いつもならつっかかる場面なのに静雄は冷静に返事を返した。臨美は静雄を下から覗くように見つめて来たのに小さく微笑んだ。

「臨美」
「え、なに…?」
「もう別れねぇか」
「……は?」

静雄が何を言ったのか分からなかったのか臨美は思わず、聞き返してしまった。

「何、言ってんの…」
「手前だって、毎日俺になんか構ってらんねぇだろ。それに週刊誌とかうざそうだし」

人気アイドルに恋人が居ると知られればパパラッチが殺到するに決まっていて、それで彼女の迷惑になりかねない。
静雄はそれだけは避けたかったし、もう臨美には自分が居なくても大丈夫だろうとも思っていた。

「何、飽きたの?」
「ちげーよ。お前に迷惑がかかるし、多忙の合間縫って会うのも嫌だろ」
「そんなの…」
「それに、手前…俺が居なくても良いだろ」

その言葉を聞いた瞬間、臨美の愛らしい瞳から滝のように涙がこぼれ落ちた。せっかくのメイクも涙でぐしゃぐしゃだ。

「なっ…臨美?」
「ば、馬鹿!!シズちゃんの馬鹿!単細胞!これだから単細胞馬鹿は嫌なんだよ!」
「はあ?つか馬鹿ばか言うなっ」

ボロボロと涙を流しながら臨美は静雄の大きな胸へと飛び込んだ。

「私、がっ…どんだけ寂しかったと思って、ん、の…!毎日、シズちゃんの事、ばっかで…今日だって、会えるの、楽しみにしてたのにっ」
「わ、悪…」
「写真撮られてる時も、テレビで、話してる時も、メイクしてる、時も、休憩の時も、バスの移動の時も、いつだって、


頭の中は君でいっぱいなの。」


どこか歌詞にでもありそうな台詞に、思わず静雄も泣きそうになってしまった。

臨美は多忙。写真やらテレビ出演やら。でもその全ての時間が静雄への時間。「今何してるかな」とか「今度会ったら美味しいプリンあげよう」とか、乙女らしい考えで会えない気持ちを毎日、携帯の画像の彼へ馳せるのだ。

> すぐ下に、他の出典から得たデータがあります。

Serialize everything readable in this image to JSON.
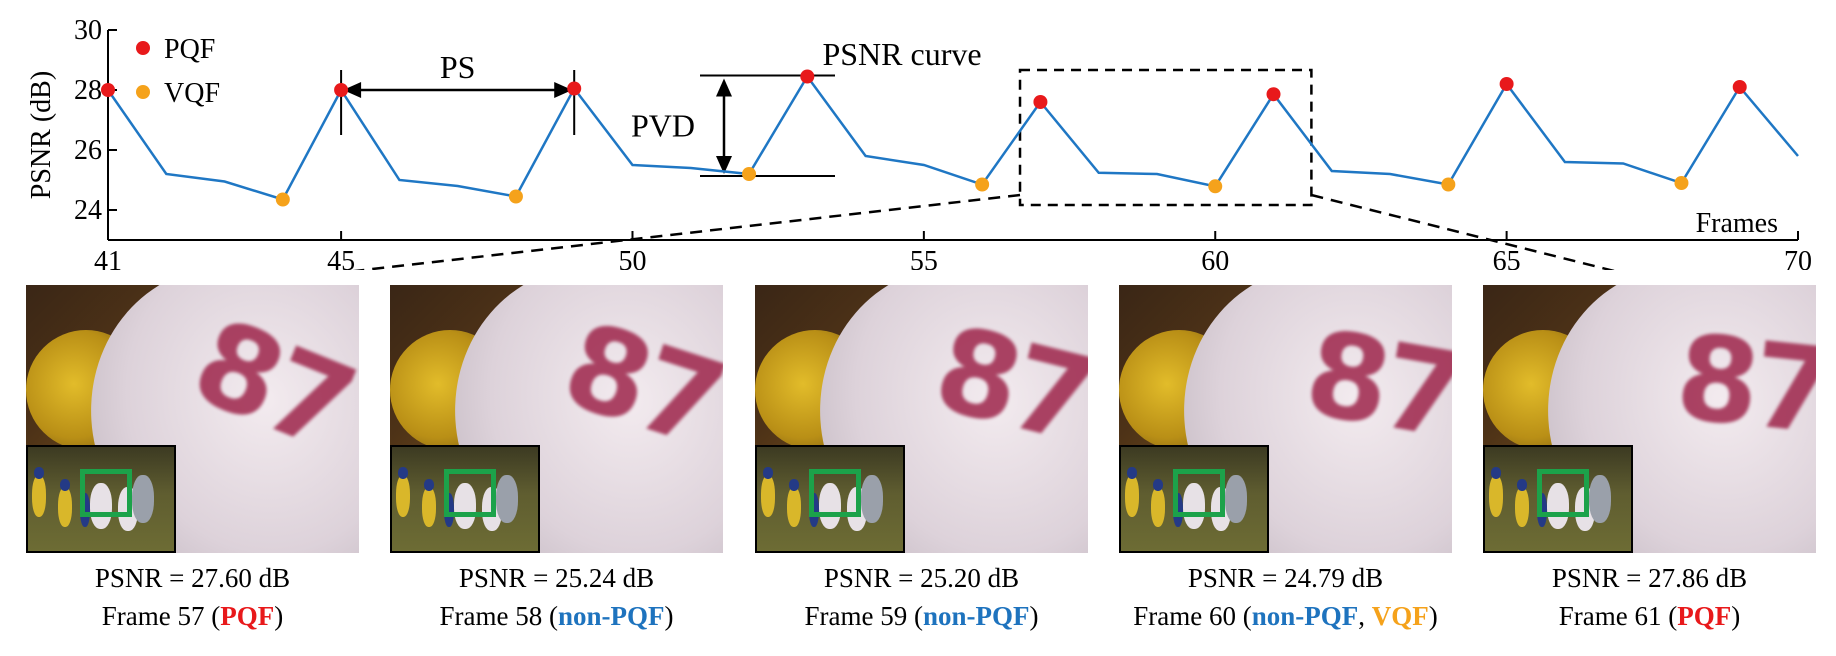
{
  "chart_data": {
    "type": "line",
    "ylabel": "PSNR (dB)",
    "xlabel": "Frames",
    "xlim": [
      41,
      70
    ],
    "ylim": [
      23,
      30
    ],
    "xticks": [
      41,
      45,
      50,
      55,
      60,
      65,
      70
    ],
    "yticks": [
      24,
      26,
      28,
      30
    ],
    "x": [
      41,
      42,
      43,
      44,
      45,
      46,
      47,
      48,
      49,
      50,
      51,
      52,
      53,
      54,
      55,
      56,
      57,
      58,
      59,
      60,
      61,
      62,
      63,
      64,
      65,
      66,
      67,
      68,
      69,
      70
    ],
    "y": [
      28.0,
      25.2,
      24.95,
      24.35,
      28.0,
      25.0,
      24.8,
      24.45,
      28.05,
      25.5,
      25.4,
      25.2,
      28.45,
      25.8,
      25.5,
      24.85,
      27.6,
      25.24,
      25.2,
      24.79,
      27.86,
      25.3,
      25.2,
      24.85,
      28.2,
      25.6,
      25.55,
      24.9,
      28.1,
      25.8
    ],
    "series": [
      {
        "name": "PQF",
        "x": [
          41,
          45,
          49,
          53,
          57,
          61,
          65,
          69
        ],
        "y": [
          28.0,
          28.0,
          28.05,
          28.45,
          27.6,
          27.86,
          28.2,
          28.1
        ],
        "color": "#e8191b"
      },
      {
        "name": "VQF",
        "x": [
          44,
          48,
          52,
          56,
          60,
          64,
          68
        ],
        "y": [
          24.35,
          24.45,
          25.2,
          24.85,
          24.79,
          24.85,
          24.9
        ],
        "color": "#f5a21b"
      }
    ],
    "line_color": "#1f77c4",
    "legend": "top-left",
    "annotations": [
      "PS",
      "PVD",
      "PSNR curve"
    ]
  },
  "panels": [
    {
      "psnr": "PSNR = 27.60 dB",
      "frame": "Frame 57",
      "tag1": "PQF",
      "tag2": "",
      "kind": "pqf"
    },
    {
      "psnr": "PSNR = 25.24 dB",
      "frame": "Frame 58",
      "tag1": "non-PQF",
      "tag2": "",
      "kind": "npqf"
    },
    {
      "psnr": "PSNR = 25.20 dB",
      "frame": "Frame 59",
      "tag1": "non-PQF",
      "tag2": "",
      "kind": "npqf"
    },
    {
      "psnr": "PSNR = 24.79 dB",
      "frame": "Frame 60",
      "tag1": "non-PQF",
      "tag2": "VQF",
      "kind": "npqf"
    },
    {
      "psnr": "PSNR = 27.86 dB",
      "frame": "Frame 61",
      "tag1": "PQF",
      "tag2": "",
      "kind": "pqf"
    }
  ],
  "jersey_number": "87",
  "colors": {
    "pqf": "#e8191b",
    "non_pqf": "#1e73be",
    "vqf": "#f5a21b",
    "inset_box": "#1ca24a"
  }
}
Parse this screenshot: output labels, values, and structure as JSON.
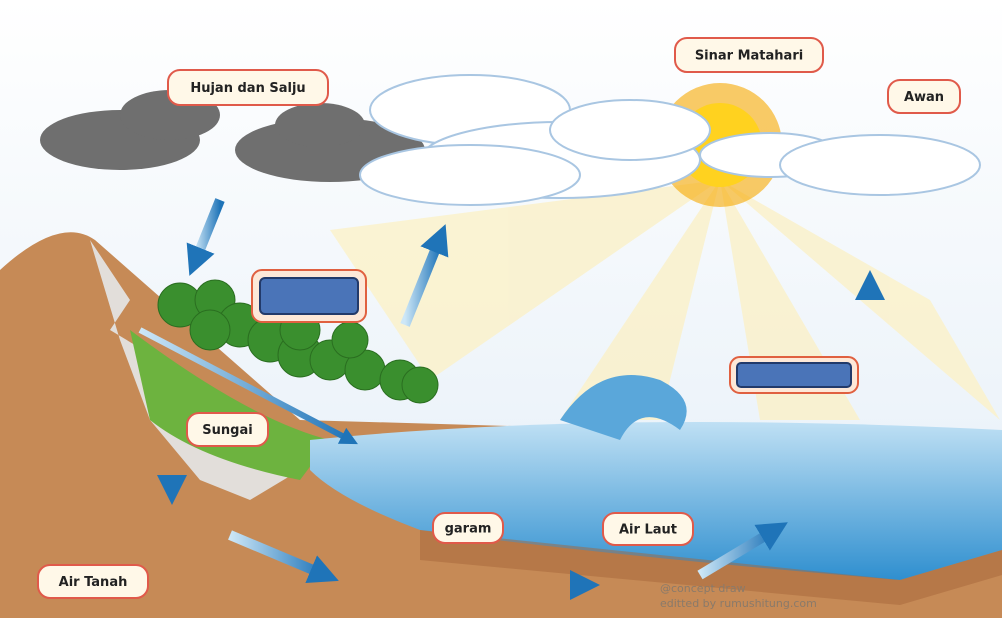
{
  "labels": [
    "Hujan dan Salju",
    "Sinar Matahari",
    "Awan",
    "Sungai",
    "garam",
    "Air Laut",
    "Air Tanah"
  ],
  "watermark": [
    "@concept draw",
    "editted by rumushitung.com"
  ]
}
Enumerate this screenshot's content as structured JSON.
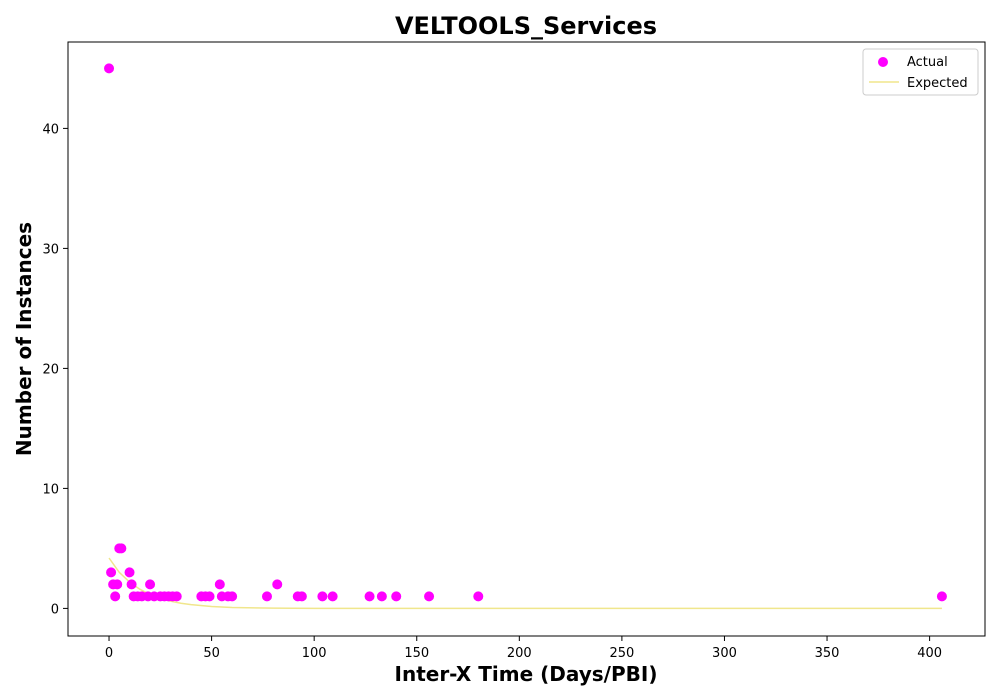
{
  "chart_data": {
    "type": "scatter",
    "title": "VELTOOLS_Services",
    "xlabel": "Inter-X Time (Days/PBI)",
    "ylabel": "Number of Instances",
    "xlim": [
      -20,
      427
    ],
    "ylim": [
      -2.3,
      47.2
    ],
    "xticks": [
      0,
      50,
      100,
      150,
      200,
      250,
      300,
      350,
      400
    ],
    "yticks": [
      0,
      10,
      20,
      30,
      40
    ],
    "legend_position": "top-right",
    "grid": false,
    "series": [
      {
        "name": "Actual",
        "kind": "scatter",
        "color": "#ff00ff",
        "x": [
          0,
          1,
          2,
          3,
          4,
          5,
          6,
          10,
          11,
          12,
          14,
          16,
          19,
          20,
          22,
          25,
          27,
          29,
          31,
          33,
          45,
          47,
          49,
          54,
          55,
          58,
          60,
          77,
          82,
          92,
          94,
          104,
          109,
          127,
          133,
          140,
          156,
          180,
          406
        ],
        "y": [
          45,
          3,
          2,
          1,
          2,
          5,
          5,
          3,
          2,
          1,
          1,
          1,
          1,
          2,
          1,
          1,
          1,
          1,
          1,
          1,
          1,
          1,
          1,
          2,
          1,
          1,
          1,
          1,
          2,
          1,
          1,
          1,
          1,
          1,
          1,
          1,
          1,
          1,
          1
        ]
      },
      {
        "name": "Expected",
        "kind": "line",
        "color": "#f0e68c",
        "x": [
          0,
          5,
          10,
          15,
          20,
          25,
          30,
          35,
          40,
          50,
          60,
          80,
          100,
          150,
          200,
          300,
          406
        ],
        "y": [
          4.2,
          3.0,
          2.2,
          1.6,
          1.15,
          0.83,
          0.6,
          0.43,
          0.31,
          0.16,
          0.08,
          0.02,
          0.005,
          0,
          0,
          0,
          0
        ]
      }
    ]
  }
}
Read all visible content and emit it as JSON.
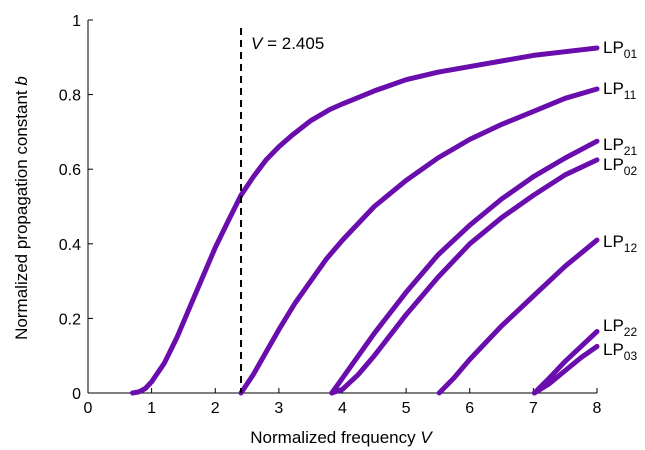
{
  "chart_data": {
    "type": "line",
    "xlabel": "Normalized frequency",
    "xlabel_var": "V",
    "ylabel": "Normalized propagation constant",
    "ylabel_var": "b",
    "xlim": [
      0,
      8
    ],
    "ylim": [
      0,
      1
    ],
    "xticks": [
      0,
      1,
      2,
      3,
      4,
      5,
      6,
      7,
      8
    ],
    "yticks": [
      0,
      0.2,
      0.4,
      0.6,
      0.8,
      1
    ],
    "ytick_labels": [
      "0",
      "0.2",
      "0.4",
      "0.6",
      "0.8",
      "1"
    ],
    "grid": false,
    "line_color": "#6a0dad",
    "annotation": {
      "type": "vertical-dashed-line",
      "x": 2.405,
      "var": "V",
      "text": " = 2.405"
    },
    "series": [
      {
        "name": "LP01",
        "label_main": "LP",
        "label_sub": "01",
        "x": [
          0.7,
          0.8,
          0.9,
          1.0,
          1.2,
          1.4,
          1.6,
          1.8,
          2.0,
          2.2,
          2.405,
          2.6,
          2.8,
          3.0,
          3.2,
          3.5,
          3.8,
          4.0,
          4.5,
          5.0,
          5.5,
          6.0,
          6.5,
          7.0,
          7.5,
          8.0
        ],
        "y": [
          0.0,
          0.003,
          0.012,
          0.03,
          0.08,
          0.15,
          0.23,
          0.31,
          0.39,
          0.46,
          0.53,
          0.58,
          0.625,
          0.66,
          0.69,
          0.73,
          0.76,
          0.775,
          0.81,
          0.84,
          0.86,
          0.875,
          0.89,
          0.905,
          0.915,
          0.925
        ]
      },
      {
        "name": "LP11",
        "label_main": "LP",
        "label_sub": "11",
        "x": [
          2.405,
          2.6,
          2.8,
          3.0,
          3.25,
          3.5,
          3.75,
          4.0,
          4.5,
          5.0,
          5.5,
          6.0,
          6.5,
          7.0,
          7.5,
          8.0
        ],
        "y": [
          0.0,
          0.05,
          0.11,
          0.17,
          0.24,
          0.3,
          0.36,
          0.41,
          0.5,
          0.57,
          0.63,
          0.68,
          0.72,
          0.755,
          0.79,
          0.815
        ]
      },
      {
        "name": "LP21",
        "label_main": "LP",
        "label_sub": "21",
        "x": [
          3.832,
          4.0,
          4.25,
          4.5,
          5.0,
          5.5,
          6.0,
          6.5,
          7.0,
          7.5,
          8.0
        ],
        "y": [
          0.0,
          0.04,
          0.1,
          0.16,
          0.27,
          0.37,
          0.45,
          0.52,
          0.58,
          0.63,
          0.675
        ]
      },
      {
        "name": "LP02",
        "label_main": "LP",
        "label_sub": "02",
        "x": [
          3.832,
          4.0,
          4.25,
          4.5,
          5.0,
          5.5,
          6.0,
          6.5,
          7.0,
          7.5,
          8.0
        ],
        "y": [
          0.0,
          0.01,
          0.05,
          0.1,
          0.21,
          0.31,
          0.4,
          0.47,
          0.53,
          0.585,
          0.625
        ]
      },
      {
        "name": "LP12",
        "label_main": "LP",
        "label_sub": "12",
        "x": [
          5.52,
          5.75,
          6.0,
          6.5,
          7.0,
          7.5,
          8.0
        ],
        "y": [
          0.0,
          0.04,
          0.09,
          0.18,
          0.26,
          0.34,
          0.41
        ]
      },
      {
        "name": "LP22",
        "label_main": "LP",
        "label_sub": "22",
        "x": [
          7.016,
          7.25,
          7.5,
          7.75,
          8.0
        ],
        "y": [
          0.0,
          0.04,
          0.085,
          0.125,
          0.165
        ]
      },
      {
        "name": "LP03",
        "label_main": "LP",
        "label_sub": "03",
        "x": [
          7.016,
          7.25,
          7.5,
          7.75,
          8.0
        ],
        "y": [
          0.0,
          0.025,
          0.06,
          0.095,
          0.125
        ]
      }
    ]
  }
}
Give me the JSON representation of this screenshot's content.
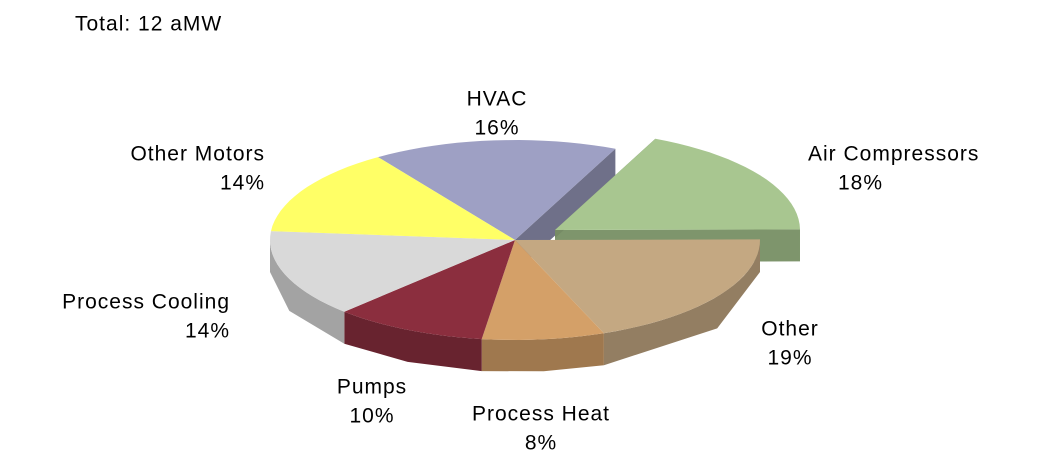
{
  "chart_data": {
    "type": "pie",
    "title": "Total: 12 aMW",
    "categories": [
      "HVAC",
      "Air Compressors",
      "Other",
      "Process Heat",
      "Pumps",
      "Process Cooling",
      "Other Motors"
    ],
    "values": [
      16,
      18,
      19,
      8,
      10,
      14,
      14
    ],
    "value_labels": [
      "16%",
      "18%",
      "19%",
      "8%",
      "10%",
      "14%",
      "14%"
    ],
    "colors": [
      "#9ea0c4",
      "#a8c690",
      "#c4a882",
      "#d4a068",
      "#8b2e3e",
      "#d9d9d9",
      "#ffff66"
    ]
  }
}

「悪い…そこまで考えてくれてたなんてよ…もしかしたら俺のが飽きたのかと…」
「んなわけないでしょ!私にはシズちゃんしか居ないんだから…っ」

すすり泣く声を聞きながら、か細い身体をゆっくりと抱き締めた。

「なあ。臨美」
「なぁに…」
「これからもずっと、手前ぇの頭ん中、俺でいっぱいにしとけ」
「シズちゃんも…その小さい脳みその中、私でいっぱいにしてよ」
「ははっ、既にいっぱいだっつーの」

そうして二人は久々のキスに溺れた。









『ごっめーん!私とシズちゃんが二人で手ぇ繋いでんの週刊誌に乗せられちゃったー。と、いうわけで、頑張ってね!あ。別に付き合ってるって言っていいよー』
「臨美…次会ったら殺す!」

次の日から静雄はパパラッチに追われる毎日を送り、時が過ぎ、大人になった二人は結婚したと週刊誌やテレビで報道されたとか。

(ま。幸せなら良いんじゃない?さーてセルティの為にご飯買いにいこーっと)

追いかけられる友人を遠目に、新羅は静かに愛する家に歩き出した。
























遅くなりました…!
女体化のアイドルパロですが…砂糖とチョコレートを混ぜ合わせたぐらいにゲロ甘い話ですいません。むしろバカップルですねこいつら(笑)





(恋と仕事は全て別物でお願いします)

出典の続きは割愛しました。